Matt groaned. “Come on, help me up, and we’ll go upstairs and set up my computer and see what we can find out about this place.”
“Find out?” she asked, her eyes wide.
“Yeah. Let’s see who owns the title to this farm.”
“But—” she began, then stepped away from him.
“All right,” he said, still sitting and looking up at her. “Let’s get one thing straight between us. I may have been born and raised in a small town, but I don’t tell everything to everyone.” He raised his right hand. “I swear to you that what we find out will stay between us. I don’t care if we find out that you’re Lizzie Borden’s granddaughter.
“What?” he said when she began to laugh.
“It’s nothing. It’s just a thought I had today.”
“So tell me and share the laughter.”
She took a moment as she seemed to decide, then she told him about being glad her husband hadn’t left her a farm in Lizzie Borden’s hometown. “Those high school boys are bad enough, but can you imagine Lizzie Borden?”

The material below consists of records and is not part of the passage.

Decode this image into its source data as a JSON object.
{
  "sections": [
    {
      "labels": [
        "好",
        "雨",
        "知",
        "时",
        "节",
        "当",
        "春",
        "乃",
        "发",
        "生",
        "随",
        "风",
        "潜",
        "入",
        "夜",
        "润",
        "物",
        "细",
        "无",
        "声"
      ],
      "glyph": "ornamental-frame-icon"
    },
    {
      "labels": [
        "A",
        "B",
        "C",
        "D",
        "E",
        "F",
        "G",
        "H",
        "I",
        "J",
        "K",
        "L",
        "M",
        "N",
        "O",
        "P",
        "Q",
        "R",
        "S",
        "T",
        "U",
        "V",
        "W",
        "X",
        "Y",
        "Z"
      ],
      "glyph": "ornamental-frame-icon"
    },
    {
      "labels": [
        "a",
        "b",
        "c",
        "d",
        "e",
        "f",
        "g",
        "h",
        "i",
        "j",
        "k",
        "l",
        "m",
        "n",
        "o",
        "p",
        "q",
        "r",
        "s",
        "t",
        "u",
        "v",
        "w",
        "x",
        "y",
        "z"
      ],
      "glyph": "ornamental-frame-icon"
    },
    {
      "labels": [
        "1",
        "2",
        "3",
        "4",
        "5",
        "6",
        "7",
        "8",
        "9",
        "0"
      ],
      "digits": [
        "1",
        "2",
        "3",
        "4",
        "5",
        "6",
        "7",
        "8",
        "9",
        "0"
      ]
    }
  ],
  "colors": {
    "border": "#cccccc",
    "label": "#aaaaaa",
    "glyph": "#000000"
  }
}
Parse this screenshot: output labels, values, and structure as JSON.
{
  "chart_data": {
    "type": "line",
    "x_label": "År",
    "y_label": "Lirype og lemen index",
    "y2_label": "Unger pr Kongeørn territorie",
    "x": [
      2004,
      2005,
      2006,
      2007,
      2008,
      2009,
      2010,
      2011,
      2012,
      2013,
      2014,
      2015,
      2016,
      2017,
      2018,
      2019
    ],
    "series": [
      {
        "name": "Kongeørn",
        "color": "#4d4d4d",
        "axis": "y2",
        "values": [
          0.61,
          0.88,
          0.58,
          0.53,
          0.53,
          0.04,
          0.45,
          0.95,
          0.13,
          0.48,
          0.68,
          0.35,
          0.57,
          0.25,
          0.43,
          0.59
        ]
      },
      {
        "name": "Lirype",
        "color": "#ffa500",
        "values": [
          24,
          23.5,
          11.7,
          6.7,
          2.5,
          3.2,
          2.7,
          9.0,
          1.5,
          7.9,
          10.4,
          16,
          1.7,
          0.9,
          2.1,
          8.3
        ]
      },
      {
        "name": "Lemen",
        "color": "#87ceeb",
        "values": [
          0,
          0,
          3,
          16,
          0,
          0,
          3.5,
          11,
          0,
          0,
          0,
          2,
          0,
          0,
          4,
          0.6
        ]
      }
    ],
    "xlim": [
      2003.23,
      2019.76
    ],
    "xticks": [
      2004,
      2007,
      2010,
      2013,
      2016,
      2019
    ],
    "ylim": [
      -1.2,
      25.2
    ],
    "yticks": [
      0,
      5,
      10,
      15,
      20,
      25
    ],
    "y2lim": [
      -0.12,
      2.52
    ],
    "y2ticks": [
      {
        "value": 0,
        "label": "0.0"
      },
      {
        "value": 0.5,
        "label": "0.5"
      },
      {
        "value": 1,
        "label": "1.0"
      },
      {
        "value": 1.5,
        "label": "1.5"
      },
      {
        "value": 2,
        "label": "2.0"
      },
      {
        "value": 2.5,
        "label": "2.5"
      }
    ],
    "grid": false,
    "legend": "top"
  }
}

Matt was having difficulty with the Golden Six being reduced to “those high school boys,” but when he recovered himself, he smiled. And then, for the first time in his life, he laughed about something that had to do with “those high school boys.” “All right,” he said, “are we in agreement?”
“Meaning, do I trust you not to tell Patsy or Janice anything you may find out about me?”
“About you or your former husband?” he asked, teasing.
“Both,” she said. “We’re the same.”
Matt took a moment to digest that statement. “I swear it on all I hold sacred,” he said at last.
“And what if Patsy asks you point-blank?”